Dans le contexte actuel de grande médiatisation des accidents médicaux et des risques sanitaires, la tentation est grande de voir les victimes céder à la spectaculaire du procès pénal. Beaucoup de victimes se voient ainsi encouragées dans la criminalisation des responsabilités médicales par esprit de vengeance et la recherche d’une satisfaction dans une sanction pénale éventuelle. Ce faisant les victimes perdent de vue les difficultés d’une telle procédure, sa longueur, des solutions indemnitaires qui ne sont pas meilleures, voire quelque fois moindres que celles offertes par la voie civile ou la solidarité nationale (ONIAM).
A cet égard l’affaire de l’hormone de croissance, et la relaxe générale des prévenus par la cour d’appel de Paris le 5 mai dernier, illustre bien les limites de la pénalisation à outrance des professionnels de santé. Nos débats seront largement éclairés par cette jurisprudence.
Quelle est l’incidence de la récente position de la Cour de Cassation fermant la voie jurisprudentielle à la mise en œuvre d’un recours collectif à la française (affaire UFC QUE CHOISIR C/ BOUYGUE TELECOM) ?
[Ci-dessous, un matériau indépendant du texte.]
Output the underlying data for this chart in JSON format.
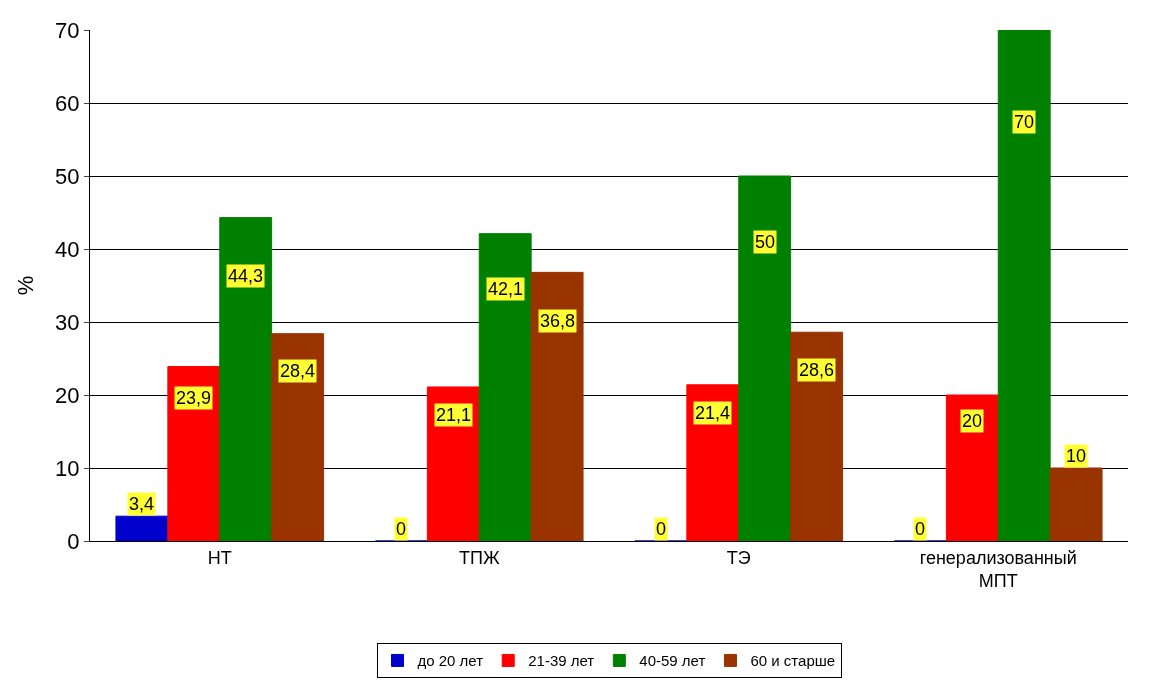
{
  "chart_data": {
    "type": "bar",
    "ylabel": "%",
    "categories": [
      "НТ",
      "ТПЖ",
      "ТЭ",
      "генерализованный\nМПТ"
    ],
    "series": [
      {
        "name": "до 20 лет",
        "color": "#0000cc",
        "values": [
          3.4,
          0,
          0,
          0
        ],
        "value_labels": [
          "3,4",
          "0",
          "0",
          "0"
        ]
      },
      {
        "name": "21-39 лет",
        "color": "#ff0000",
        "values": [
          23.9,
          21.1,
          21.4,
          20
        ],
        "value_labels": [
          "23,9",
          "21,1",
          "21,4",
          "20"
        ]
      },
      {
        "name": "40-59 лет",
        "color": "#008000",
        "values": [
          44.3,
          42.1,
          50,
          70
        ],
        "value_labels": [
          "44,3",
          "42,1",
          "50",
          "70"
        ]
      },
      {
        "name": "60 и старше",
        "color": "#993300",
        "values": [
          28.4,
          36.8,
          28.6,
          10
        ],
        "value_labels": [
          "28,4",
          "36,8",
          "28,6",
          "10"
        ]
      }
    ],
    "ylim": [
      0,
      70
    ],
    "yticks": [
      0,
      10,
      20,
      30,
      40,
      50,
      60,
      70
    ],
    "grid": "y",
    "legend": "bottom"
  }
}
Cette décision qui annule une forme de procédure collective mise en place par UFC Que Choisi contre un opérateur de téléphonie mobile pour un problème de factures non conformes ne concerne pas une question de santé publique. Cette affaire la Cour de Cassation sanctionne ce qu’elle considère comme un démarchage juridique illicite de l’UFC Que Choisir auprès des consommateurs, prohibée par l’article L.422-1 du Code de la consommation. Cette décision illustre si besoin était la nécessité d’une réglementation mettant en place les modalités d’organisation des procédures collectives dans les litiges ou sinistres mettant en cause des plaignants en grand nombre. On peut cependant s’interroger sur la pertinence d’une telle facilité en matière de santé publique, qui renvoie par définition à des dommages très personnalisés dans un domaine soumis aux contraintes du secret médical et de la confidentialité des données de santé.